Changing your wiper blades is simple do-it-yourself job. Problems like streaking are normal after a period. Change the blades when they no longer wipe uniformly. Even if you live in a dry season/wet season area like California, and don't use the wipers much, the rubber in the blades can deteriorate in the heat and sun. Change the wiper blades at the beginning of the rainy season there--preferably before it rains, but if you're a procrastinator, then under some kind of canopy.
Check the wiper blade size. Problems can be encountered installing the blades if you don't have the correct wiper size for your vehicle type. The Rain-X website has a menu-driven wiper-size calculator (see below),
Park the blades in the middle of the windshield. Turn off the car when the blades' cycle is in the middle and they should stop there.
Lift the wiper blade off the window. If you have a J-hook type arm, just depress the button on the clip and pull the blade out of the open end of the J. If you have a pin-type arm, use a screwdriver to remove the blade from the clip.

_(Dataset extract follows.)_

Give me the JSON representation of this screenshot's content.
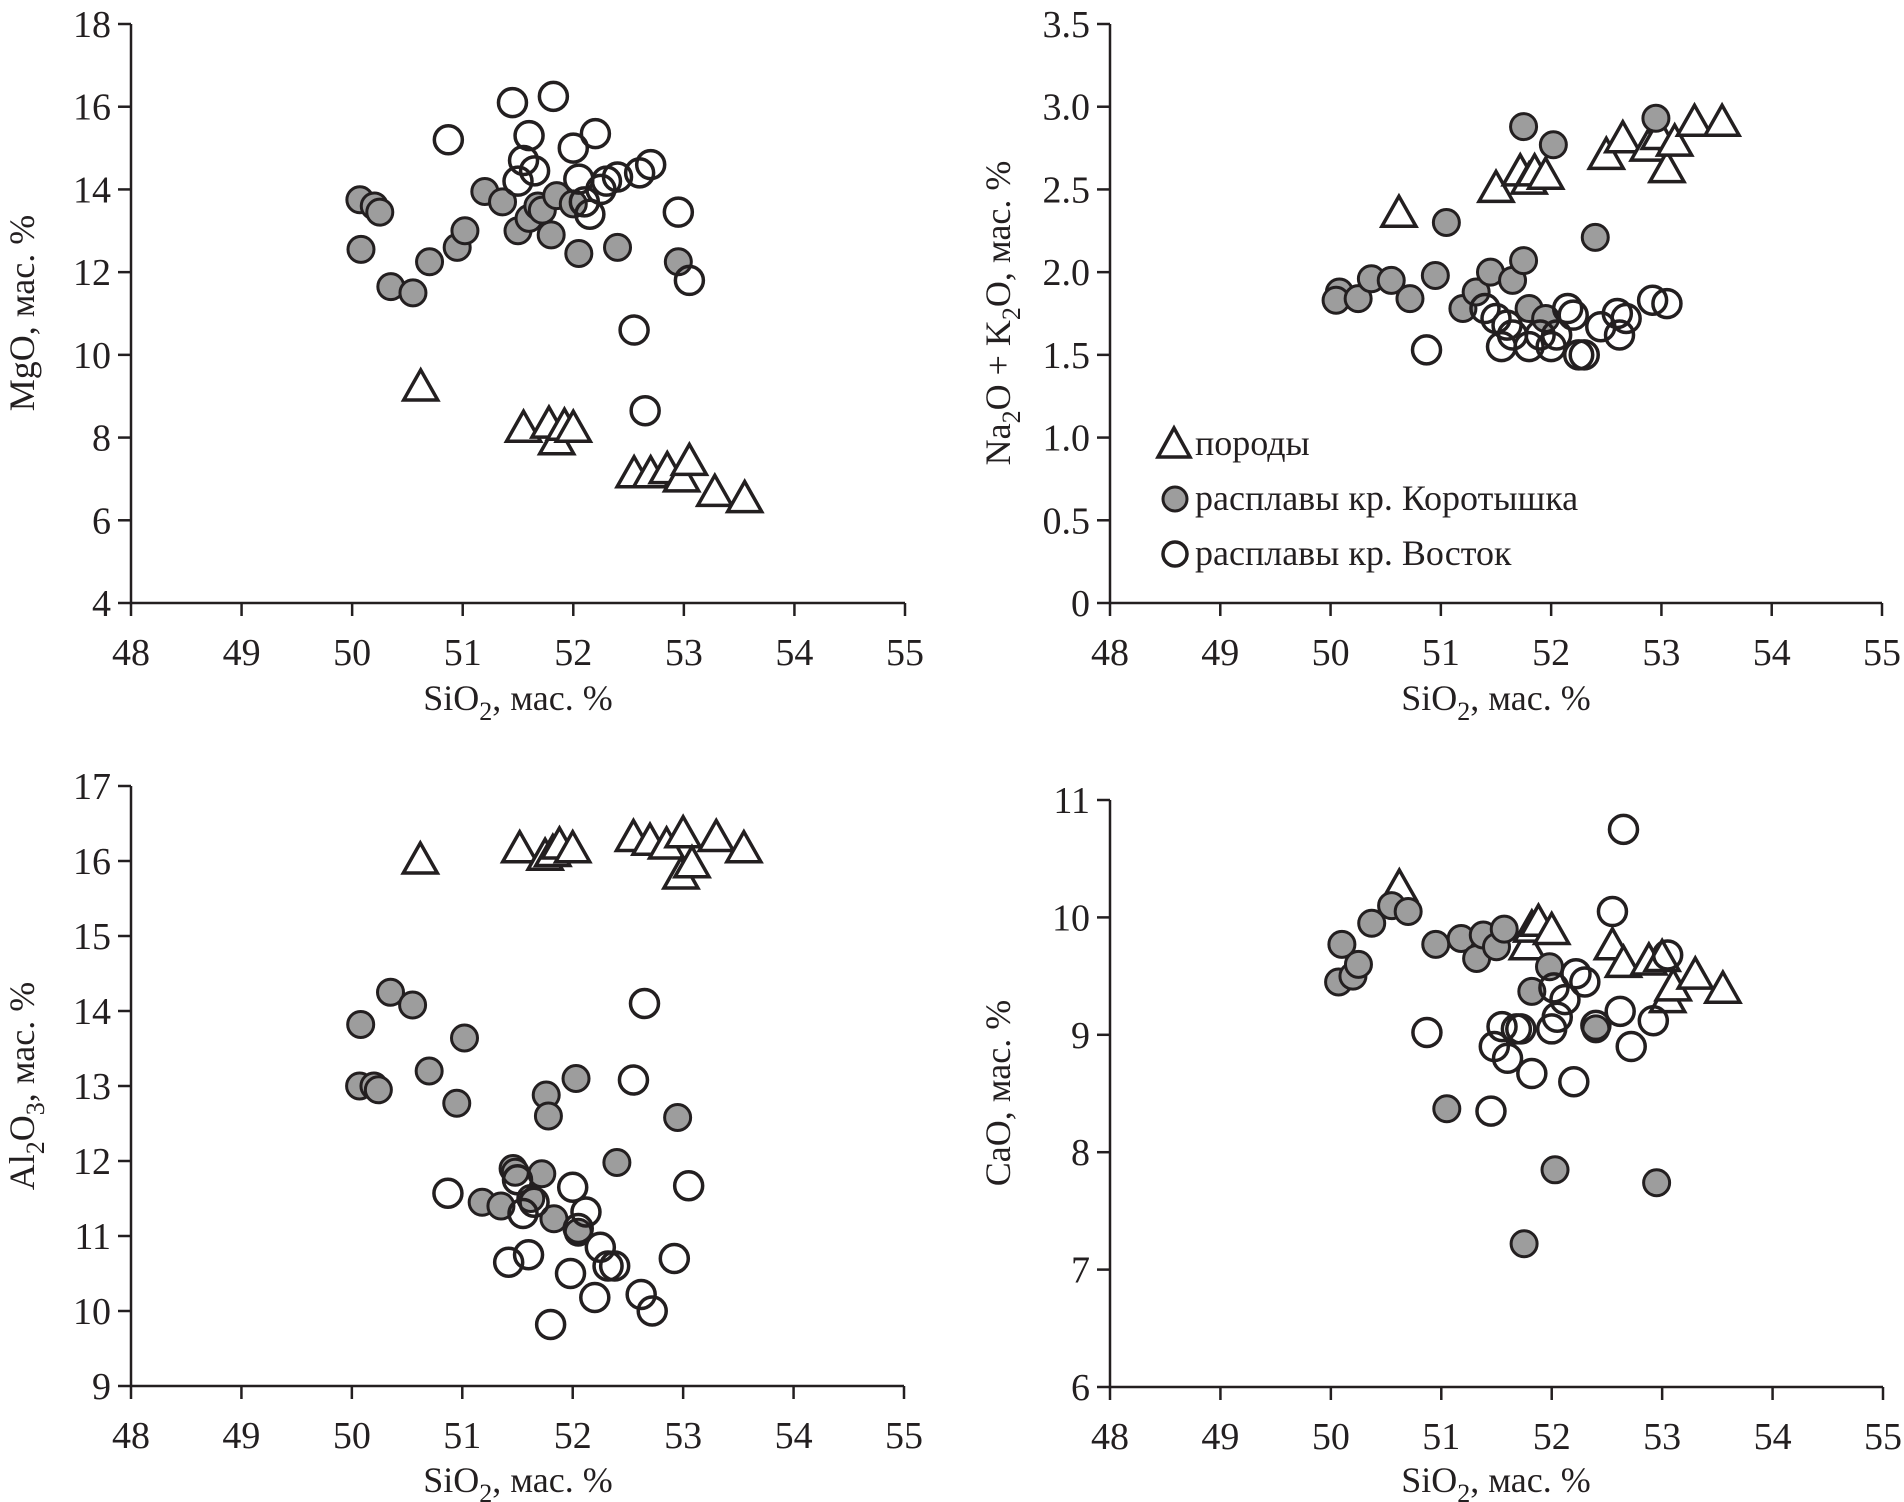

Install the blade. There are four types: J-Hook, P&H, Pin and Bayonet arms. J Hook arms are the easiest because the pre-installed connector will fit. Align the J hook around the connector and tug until you hear a click. The package has different size connectors if your J hook is very large. To install a P&H arm, replace the pre-installed connector with the P&H connector. Align the wiper blade so it's perpendicular to the arm and rotate until it aligns with the blade. For pin arms, remove the pre-installed connector. Align the pin arm with the relevant frame hole and slide the frame onto the pin arm. Click the universal adaptor on. For bayonet arms replace the connector with the bayonet connector and insert until it clicks into place.
Run the wipers and check the window is being cleaned properly. If the window still isn't being cleaned adequately, even after replacing the blade, make sure that you haven't left the clear plastic wrapper on the blade.
Give everything a good tug, to make sure it's all secure so the blades don't come off inadvertently.